It’s easier to start a business in India but conditions for setting it up far from ideal
India improved its ease of doing business ranking last year but it still ranks among the worst performers on other key parameters.Updated: Mar 06, 2017 10:24 IST
India improved its ease of doing business ranking last year – moving up from 131 to 130 in a list of 190 countries – by reducing the average time taken to start an enterprise and secure a permanent electricity connection, according to 2016 World Bank data. However, an IndiaSpend analysis of these data shows that India still ranks among the worst performers on other key parameters.
Using five parameters, IndiaSpend picked 10 nations across seven regions to compare India’s ease of doing business–south and east Asia (including China), developed countries, sub-Saharan Africa, lower middle income countries such as India (with per capita incomes between $1026 and $4035) and the European Union.

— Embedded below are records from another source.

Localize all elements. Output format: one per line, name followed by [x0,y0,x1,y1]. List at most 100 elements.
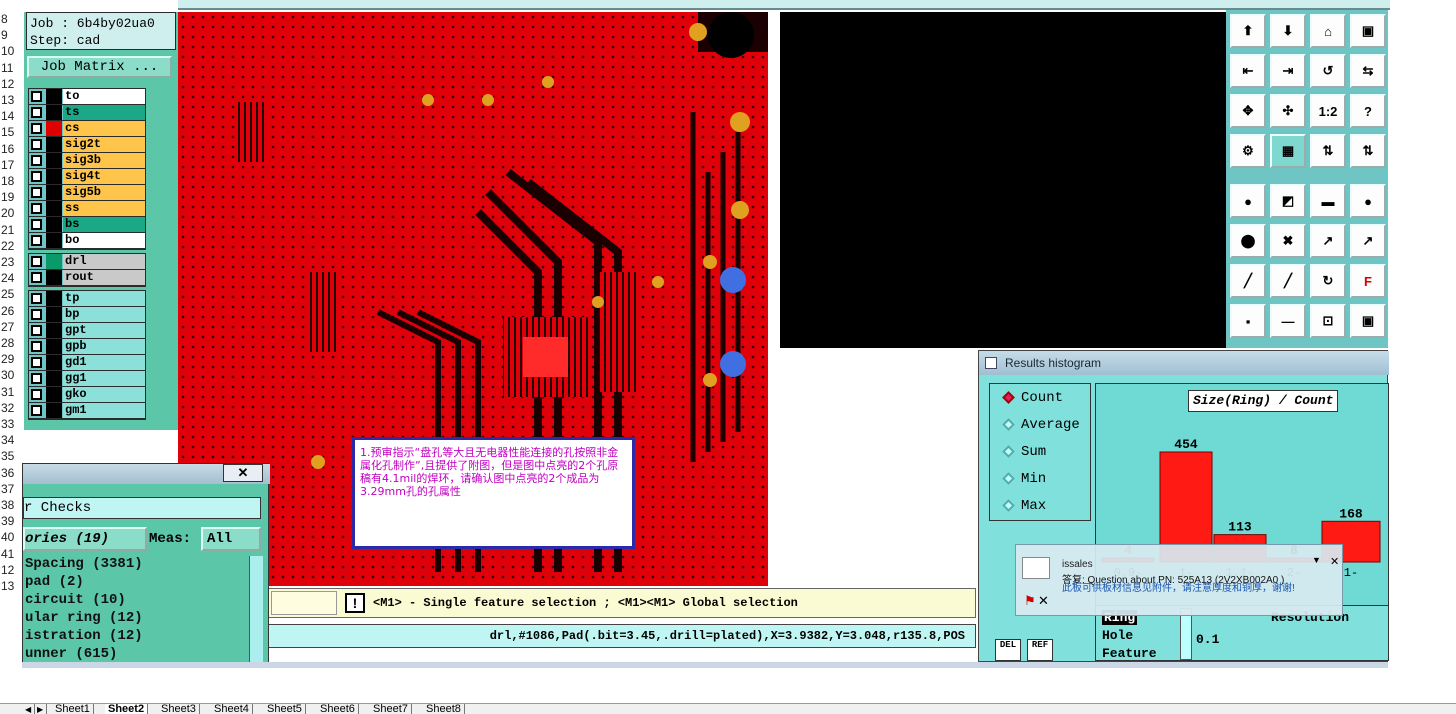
menu-icon[interactable]: ▼ [1312,555,1321,565]
email-notification[interactable]: ⚑ ✕ issales 答复: Question about PN: 525A1… [1015,544,1343,616]
layer-checkbox[interactable] [31,155,42,166]
row-number[interactable]: 21 [0,223,24,239]
layer-checkbox[interactable] [31,293,42,304]
tool-button-icon[interactable]: — [1270,304,1306,338]
row-number[interactable]: 8 [0,12,24,28]
row-number[interactable]: 20 [0,206,24,222]
row-number[interactable]: 9 [0,28,24,44]
layer-color-swatch[interactable] [46,201,62,216]
row-number[interactable]: 18 [0,174,24,190]
row-number[interactable]: 29 [0,352,24,368]
layer-row[interactable]: sig2t [29,137,145,153]
tool-button-icon[interactable]: ↻ [1310,264,1346,298]
alert-icon[interactable]: ! [345,593,365,613]
tool-button-icon[interactable]: ▪ [1230,304,1266,338]
row-number[interactable]: 13 [0,93,24,109]
row-number[interactable]: 31 [0,385,24,401]
tool-button-icon[interactable]: ✖ [1270,224,1306,258]
row-number[interactable]: 19 [0,190,24,206]
check-category-item[interactable]: istration (12) [25,628,143,644]
row-number[interactable]: 15 [0,125,24,141]
layer-color-swatch[interactable] [46,323,62,338]
row-number[interactable]: 40 [0,530,24,546]
layer-color-swatch[interactable] [46,270,62,285]
tool-button-icon[interactable]: ⇥ [1270,54,1306,88]
layer-color-swatch[interactable] [46,105,62,120]
layer-checkbox[interactable] [31,405,42,416]
close-icon[interactable]: ✕ [223,464,263,482]
row-number[interactable]: 37 [0,482,24,498]
layer-row[interactable]: gg1 [29,371,145,387]
row-number[interactable]: 32 [0,401,24,417]
layer-color-swatch[interactable] [46,339,62,354]
tool-button-icon[interactable]: ↺ [1310,54,1346,88]
tool-button-icon[interactable]: ╱ [1270,264,1306,298]
row-number[interactable]: 22 [0,239,24,255]
tool-button-icon[interactable]: ? [1350,94,1386,128]
meas-select[interactable]: All [201,527,261,551]
layer-row[interactable]: sig5b [29,185,145,201]
layer-color-swatch[interactable] [46,169,62,184]
row-number[interactable]: 11 [0,61,24,77]
layer-row[interactable]: gm1 [29,403,145,419]
layer-color-swatch[interactable] [46,403,62,418]
layer-row[interactable]: tp [29,291,145,307]
layer-checkbox[interactable] [31,235,42,246]
layer-checkbox[interactable] [31,203,42,214]
sheet-tab[interactable]: Sheet4 [211,704,253,714]
checks-scrollbar[interactable] [249,556,263,664]
tool-button-icon[interactable]: ✣ [1270,94,1306,128]
row-number[interactable]: 17 [0,158,24,174]
tool-button-icon[interactable]: ↗ [1350,224,1386,258]
flag-icon[interactable]: ⚑ [1024,593,1036,609]
message-input[interactable] [271,591,337,615]
row-number[interactable]: 36 [0,466,24,482]
layer-row[interactable]: gko [29,387,145,403]
row-number[interactable]: 24 [0,271,24,287]
row-number[interactable]: 38 [0,498,24,514]
row-number[interactable]: 10 [0,44,24,60]
row-number[interactable]: 35 [0,449,24,465]
sheet-tab[interactable]: Sheet1 [52,704,94,714]
tool-button-icon[interactable]: ⇅ [1350,134,1386,168]
layer-color-swatch[interactable] [46,254,62,269]
delete-icon[interactable]: ✕ [1038,593,1049,609]
layer-color-swatch[interactable] [46,355,62,370]
row-number[interactable]: 16 [0,142,24,158]
row-number[interactable]: 12 [0,77,24,93]
layer-row[interactable]: gpb [29,339,145,355]
row-number[interactable]: 39 [0,514,24,530]
layer-checkbox[interactable] [31,171,42,182]
row-number[interactable]: 27 [0,320,24,336]
layer-color-swatch[interactable] [46,307,62,322]
close-icon[interactable]: ✕ [1330,555,1339,568]
layer-row[interactable]: to [29,89,145,105]
row-number[interactable]: 13 [0,579,24,595]
layer-row[interactable]: rout [29,270,145,286]
tool-button-icon[interactable]: ╱ [1230,264,1266,298]
layer-checkbox[interactable] [31,357,42,368]
tool-button-icon[interactable]: ⬇ [1270,14,1306,48]
check-category-item[interactable]: Spacing (3381) [25,556,143,572]
sheet-tab[interactable]: Sheet6 [317,704,359,714]
layer-checkbox[interactable] [31,219,42,230]
layer-checkbox[interactable] [31,107,42,118]
row-number[interactable]: 33 [0,417,24,433]
layer-row[interactable]: ts [29,105,145,121]
sheet-tab[interactable]: Sheet3 [158,704,200,714]
tool-button-icon[interactable]: ⇆ [1350,54,1386,88]
option-feature[interactable]: Feature [1102,646,1157,661]
layer-row[interactable]: sig3b [29,153,145,169]
tool-button-icon[interactable]: ⊡ [1310,304,1346,338]
radio-max[interactable]: Max [1002,498,1046,514]
layer-checkbox[interactable] [31,91,42,102]
row-number[interactable]: 41 [0,547,24,563]
layer-color-swatch[interactable] [46,89,62,104]
radio-count[interactable]: Count [1002,390,1063,406]
tool-button-icon[interactable]: ⇤ [1230,54,1266,88]
layer-color-swatch[interactable] [46,185,62,200]
tool-button-icon[interactable]: ⬤ [1230,224,1266,258]
sheet-tab[interactable]: Sheet2 [105,704,149,714]
sheet-tab[interactable]: Sheet5 [264,704,306,714]
layer-row[interactable]: sig4t [29,169,145,185]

In most indicators, India ranked low, coming closest to sub-Saharan African countries.
The five indicators are all related to the time taken to get key tasks completed. Those include: (1) starting a business, (2) building a warehouse and equip the industrial premises with water and sewerage connection, telephone line and safety measures, (3) getting permanent provision of electricity, (4) completing legal procedures and (5) resolving insolvency if a business fails.

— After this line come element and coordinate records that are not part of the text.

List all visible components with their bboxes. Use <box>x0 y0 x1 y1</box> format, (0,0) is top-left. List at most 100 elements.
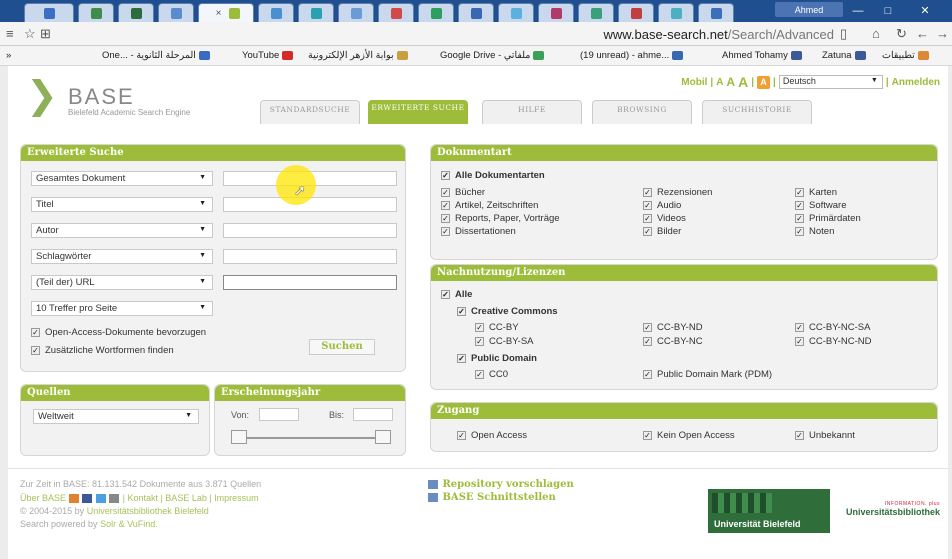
reload-icon[interactable]: ↻ <box>896 26 907 42</box>
tab-suchhistorie[interactable]: SUCHHISTORIE <box>702 100 812 124</box>
creative-commons-checkbox[interactable]: ✓ Creative Commons <box>457 306 558 317</box>
bookmark-item[interactable]: (19 unread) - ahme... <box>580 50 684 61</box>
browser-tab-active[interactable]: × <box>198 3 254 22</box>
font-size-small-link[interactable]: A <box>716 77 723 88</box>
license-checkbox[interactable]: ✓ CC-BY-NC-SA <box>795 322 870 333</box>
ub-logo[interactable]: INFORMATION. plus Universitätsbibliothek <box>840 501 940 517</box>
doctype-checkbox[interactable]: ✓ Audio <box>643 200 681 211</box>
doctype-checkbox[interactable]: ✓ Rezensionen <box>643 187 712 198</box>
blog-icon[interactable] <box>68 494 79 504</box>
interfaces-link[interactable]: BASE Schnittstellen <box>428 492 556 503</box>
login-link[interactable]: Anmelden <box>892 77 940 88</box>
browser-tab[interactable] <box>118 3 154 22</box>
tab-close-icon[interactable]: × <box>216 8 222 19</box>
browser-tab[interactable] <box>378 3 414 22</box>
bookmark-item[interactable]: Zatuna <box>822 50 866 61</box>
search-button[interactable]: Suchen <box>309 339 375 355</box>
extension-icon[interactable]: ⊞ <box>40 26 51 42</box>
browser-tab[interactable] <box>158 3 194 22</box>
field-select-4[interactable]: Schlagwörter ▼ <box>31 249 213 264</box>
word-forms-checkbox[interactable]: ✓ Zusätzliche Wortformen finden <box>31 345 174 356</box>
year-from-input[interactable] <box>259 408 299 421</box>
license-checkbox[interactable]: ✓ CC-BY-NC <box>643 336 703 347</box>
browser-tab[interactable] <box>698 3 734 22</box>
field-select-2[interactable]: Titel ▼ <box>31 197 213 212</box>
language-select[interactable]: Deutsch ▼ <box>778 75 883 89</box>
solr-vufind-link[interactable]: Solr & VuFind. <box>100 519 158 529</box>
star-icon[interactable]: ☆ <box>24 26 36 42</box>
browser-tab[interactable] <box>24 3 74 22</box>
year-slider-handle-right[interactable] <box>375 430 391 444</box>
license-checkbox[interactable]: ✓ CC-BY-NC-ND <box>795 336 871 347</box>
browser-tab[interactable] <box>538 3 574 22</box>
bookmark-item[interactable]: تطبيقات <box>882 50 929 61</box>
url-field[interactable]: www.base-search.net/Search/Advanced <box>603 27 834 42</box>
tab-standardsuche[interactable]: STANDARDSUCHE <box>260 100 360 124</box>
doctype-checkbox[interactable]: ✓ Noten <box>795 226 834 237</box>
profile-badge[interactable]: Ahmed <box>775 2 843 17</box>
doctype-checkbox[interactable]: ✓ Karten <box>795 187 837 198</box>
field-select-1[interactable]: Gesamtes Dokument ▼ <box>31 171 213 186</box>
bookmark-item[interactable]: YouTube <box>242 50 294 61</box>
suggest-repository-link[interactable]: Repository vorschlagen <box>428 479 574 490</box>
minimize-button[interactable]: — <box>846 3 870 19</box>
doctype-checkbox[interactable]: ✓ Software <box>795 200 847 211</box>
browser-tab[interactable] <box>578 3 614 22</box>
doctype-checkbox[interactable]: ✓ Bilder <box>643 226 681 237</box>
search-input-3[interactable] <box>223 223 397 238</box>
license-checkbox[interactable]: ✓ CC-BY-ND <box>643 322 703 333</box>
browser-tab[interactable] <box>458 3 494 22</box>
bookmark-item[interactable]: بوابة الأزهر الإلكترونية <box>308 50 408 61</box>
access-checkbox[interactable]: ✓ Unbekannt <box>795 430 855 441</box>
license-checkbox[interactable]: ✓ CC0 <box>475 369 508 380</box>
browser-tab[interactable] <box>618 3 654 22</box>
doctype-checkbox[interactable]: ✓ Videos <box>643 213 686 224</box>
ub-link[interactable]: Universitätsbibliothek Bielefeld <box>87 506 209 516</box>
search-input-4[interactable] <box>223 249 397 264</box>
license-checkbox[interactable]: ✓ Public Domain Mark (PDM) <box>643 369 772 380</box>
open-access-checkbox[interactable]: ✓ Open-Access-Dokumente bevorzugen <box>31 327 206 338</box>
font-size-medium-link[interactable]: A <box>726 75 735 89</box>
doctype-checkbox[interactable]: ✓ Primärdaten <box>795 213 861 224</box>
tab-erweiterte-suche[interactable]: ERWEITERTE SUCHE <box>368 100 468 124</box>
tab-hilfe[interactable]: HILFE <box>482 100 582 124</box>
doctype-checkbox[interactable]: ✓ Bücher <box>441 187 485 198</box>
browser-tab[interactable] <box>498 3 534 22</box>
about-base-link[interactable]: Über BASE <box>20 493 66 503</box>
facebook-icon[interactable] <box>82 494 93 504</box>
search-input-5[interactable] <box>223 275 397 290</box>
bookmark-item[interactable]: Google Drive - ملفاتي <box>440 50 545 61</box>
doctype-checkbox[interactable]: ✓ Dissertationen <box>441 226 516 237</box>
hits-per-page-select[interactable]: 10 Treffer pro Seite ▼ <box>31 301 213 316</box>
forward-icon[interactable]: → <box>936 26 949 41</box>
field-select-3[interactable]: Autor ▼ <box>31 223 213 238</box>
license-checkbox[interactable]: ✓ CC-BY <box>475 322 519 333</box>
wikipedia-icon[interactable] <box>109 494 120 504</box>
menu-icon[interactable]: ≡ <box>6 26 14 41</box>
public-domain-checkbox[interactable]: ✓ Public Domain <box>457 353 537 364</box>
home-icon[interactable]: ⌂ <box>872 26 880 41</box>
license-checkbox[interactable]: ✓ CC-BY-SA <box>475 336 534 347</box>
browser-tab[interactable] <box>338 3 374 22</box>
contrast-button[interactable]: A <box>757 75 771 89</box>
close-window-button[interactable]: ✕ <box>910 3 940 19</box>
doctype-checkbox[interactable]: ✓ Reports, Paper, Vorträge <box>441 213 560 224</box>
base-logo[interactable]: ❯ BASE Bielefeld Academic Search Engine <box>26 76 226 122</box>
year-slider-handle-left[interactable] <box>231 430 247 444</box>
mobil-link[interactable]: Mobil <box>681 77 707 88</box>
twitter-icon[interactable] <box>95 494 106 504</box>
browser-tab[interactable] <box>298 3 334 22</box>
bookmarks-more-icon[interactable]: » <box>6 50 11 61</box>
browser-tab[interactable] <box>658 3 694 22</box>
browser-tab[interactable] <box>418 3 454 22</box>
access-checkbox[interactable]: ✓ Kein Open Access <box>643 430 735 441</box>
footer-nav-links[interactable]: | Kontakt | BASE Lab | Impressum <box>123 493 259 503</box>
doctype-checkbox[interactable]: ✓ Artikel, Zeitschriften <box>441 200 538 211</box>
licenses-all-checkbox[interactable]: ✓ Alle <box>441 289 472 300</box>
sources-select[interactable]: Weltweit ▼ <box>33 409 199 424</box>
font-size-large-link[interactable]: A <box>738 74 748 90</box>
year-to-input[interactable] <box>353 408 393 421</box>
bookmark-item[interactable]: One... - المرحلة الثانوية <box>102 50 210 61</box>
field-select-5[interactable]: (Teil der) URL ▼ <box>31 275 213 290</box>
uni-bielefeld-logo[interactable]: Universität Bielefeld <box>708 489 830 533</box>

We compared these parameters in India with three country groups over the decade 2007 to 2016: (1) neighbouring Asian countries (2) developed countries and (3) differently developed country groups.
Start time improves and electricity comes faster, but far from ideal
When compared to the most advanced western economies and Japan, Indian businesses take twice the time (26 days) that the slowest of the four most advanced countries take: US (6), UK (5), Germany (11) and Japan (11). However, it is an improvement over the 34 days it took in 2014 to get a new project going.
The one area where India has made considerable improvement is provision of electricity to new businesses. It has overtaken three major economies and lags only behind Germany in this aspect. From 60 days in 2009-12, the time taken to provide electricity to a new enterprise rose to 100 days in 2013-14, and then gradually fell to 46 days in 2016. South Korea leads with the least time, 18 days.
Warehousing, dispute resolution and dealing with insolvency: India still way behind
Companies in India take about half a year to build a warehouse, costing about Rs 50 lakh ($ 75,000) in Mumbai, with provisions for water, telephone and safety. This is about the same time that Japan takes and twice the time taken by developed western nations such as US, UK and Germany. South Asia is the slowest region in this respect, slower than even African countries.
In every country, industrial and commercial disputes arise when there is a conflict of interest between companies or between companies and the government. Resolving these conflicts in the least possible time is a sign of a healthy and growing economy.
India, on an average, takes thrice the time to resolve disputes than developed countries. India’s judicial system is fraught with delays and there is a shortage of lower as well as higher court judges, as IndiaSpend reported in May 2015 and December 2015.
India is slower than even its poorer Asian neighbours at resolving insolvencies that are common in market economies. When businesses collapse, it is important to resolve and recover accumulated loans and debts so that entrepreneurs and banks do not suffer.
This “twin balance sheet problem” – soaring company debts coupled with unrecovered bank loans – was stressed in the Economic Survey 2015-16, after non-performing assets (NPA) of public sector banks piled up to 9% of the total loans disbursed by them. Today, their NPAs have crossed 12% of the total advances.
It takes, on average, four years and four months to resolve insolvency in India, compared to four years in Bangladesh, two years and seven months in Pakistan and one year and eight months in China and Sri Lanka.
Japan resolves insolvency issues in seven months, the least time taken among the ten countries and regional averages analysed.